Verder heeft [verweerder] op de zitting onweersproken gesteld dat er genoeg functies binnen Paragon zijn die hij zou kunnen vervullen. Daarnaast heeft hij er herhaaldelijk (in het verweerschrift en op de zitting) op gewezen dat Paragon niet heeft aangetoond welke herplaatsingsinspanningen zij zou hebben verricht. Paragon heeft desgevraagd gezegd dat in het kader van de re-integratie er een vacature was voor de functie van Traffic Manager in Apeldoorn, maar dat dat te ver weg was voor [verweerder] en dat er verder (op dit moment) geen vacatures zijn. Dit laatste heeft zij op geen enkele manier onderbouwd. Zij heeft verder niets gesteld over hoe zij eventueel feitelijk invulling heeft gegeven aan haar verplichting om zich in te spannen [verweerder] te herplaatsen in een andere passende functie. Gelet op één en ander kan er niet van worden uitgegaan dat [verweerder] niet binnen een redelijke termijn herplaatst kan worden in een andere passende functie.
voorwaardelijke tegenverzoeken
4.9.
Omdat het verzoek wordt afgewezen, hoeven de voorwaardelijke tegenverzoeken van [verweerder] niet te worden behandeld.
Paragon moet de proceskosten betalen
4.10.
De proceskosten komen voor rekening van Paragon, omdat haar verzoek wordt afgewezen. De kantonrechter begroot de kosten die Paragon aan [verweerder] moet betalen op
€ 814,- aan salaris voor de gemachtigde en € 135,- aan nakosten. Dat is in totaal € 949,-. Hier kan nog een bedrag bij komen als deze beschikking wordt betekend.
De beschikking is voor wat betreft de proceskostenveroordeling uitvoerbaar bij voorraad
4.11.
Deze beschikking wordt uitvoerbaar bij voorraad verklaard (artikel 288 Rv).
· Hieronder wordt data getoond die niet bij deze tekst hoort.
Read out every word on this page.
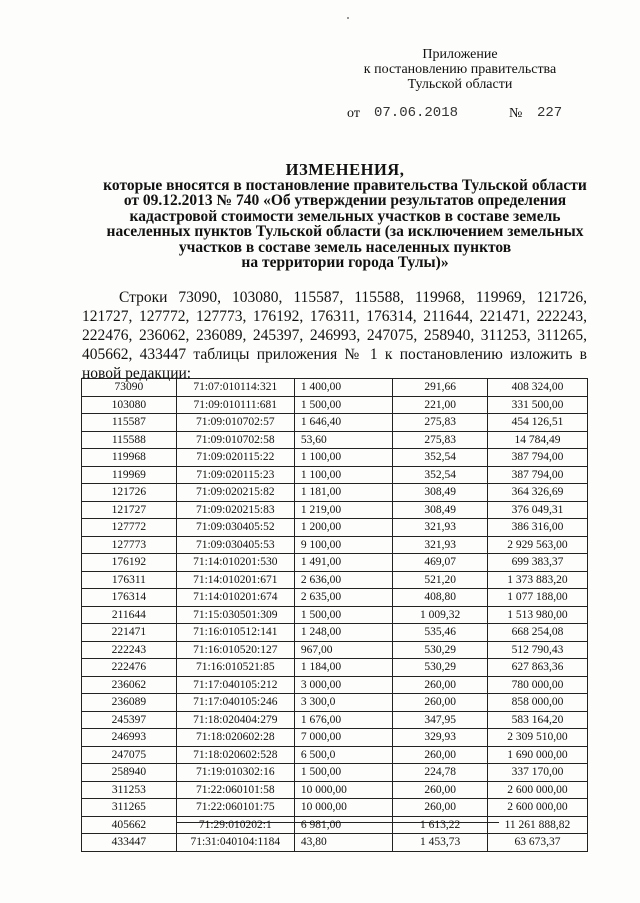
Приложение
к постановлению правительства
Тульской области
от 07.06.2018	№ 227
ИЗМЕНЕНИЯ,
которые вносятся в постановление правительства Тульской области
от 09.12.2013 № 740 «Об утверждении результатов определения
кадастровой стоимости земельных участков в составе земель
населенных пунктов Тульской области (за исключением земельных
участков в составе земель населенных пунктов
на территории города Тулы)»
Строки 73090, 103080, 115587, 115588, 119968, 119969, 121726, 121727, 127772, 127773, 176192, 176311, 176314, 211644, 221471, 222243, 222476, 236062, 236089, 245397, 246993, 247075, 258940, 311253, 311265, 405662, 433447 таблицы приложения № 1 к постановлению изложить в новой редакции:
73090	71:07:010114:321	1 400,00	291,66	408 324,00
103080	71:09:010111:681	1 500,00	221,00	331 500,00
115587	71:09:010702:57	1 646,40	275,83	454 126,51
115588	71:09:010702:58	53,60	275,83	14 784,49
119968	71:09:020115:22	1 100,00	352,54	387 794,00
119969	71:09:020115:23	1 100,00	352,54	387 794,00
121726	71:09:020215:82	1 181,00	308,49	364 326,69
121727	71:09:020215:83	1 219,00	308,49	376 049,31
127772	71:09:030405:52	1 200,00	321,93	386 316,00
127773	71:09:030405:53	9 100,00	321,93	2 929 563,00
176192	71:14:010201:530	1 491,00	469,07	699 383,37
176311	71:14:010201:671	2 636,00	521,20	1 373 883,20
176314	71:14:010201:674	2 635,00	408,80	1 077 188,00
211644	71:15:030501:309	1 500,00	1 009,32	1 513 980,00
221471	71:16:010512:141	1 248,00	535,46	668 254,08
222243	71:16:010520:127	967,00	530,29	512 790,43
222476	71:16:010521:85	1 184,00	530,29	627 863,36
236062	71:17:040105:212	3 000,00	260,00	780 000,00
236089	71:17:040105:246	3 300,0	260,00	858 000,00
245397	71:18:020404:279	1 676,00	347,95	583 164,20
246993	71:18:020602:28	7 000,00	329,93	2 309 510,00
247075	71:18:020602:528	6 500,0	260,00	1 690 000,00
258940	71:19:010302:16	1 500,00	224,78	337 170,00
311253	71:22:060101:58	10 000,00	260,00	2 600 000,00
311265	71:22:060101:75	10 000,00	260,00	2 600 000,00
405662	71:29:010202:1	6 981,00	1 613,22	11 261 888,82
433447	71:31:040104:1184	43,80	1 453,73	63 673,37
Dat betekent dat de beschikking voor wat betreft de proceskostenveroordeling meteen mag worden uitgevoerd, ook als één van de partijen aan een hogere rechter vraagt om de zaak opnieuw te beoordelen.

5.De beslissing

De kantonrechter:
5.1.
wijst het ontbindingsverzoek af;
5.2.
veroordeelt Paragon in de proceskosten, die aan de kant van [verweerder] worden begroot op € 949,-;
5.3.
verklaart deze beschikking voor wat betreft de proceskostenveroordeling uitvoerbaar bij voorraad.
Deze beschikking is gegeven door mr. K.J. Bezuijen en in het openbaar uitgesproken.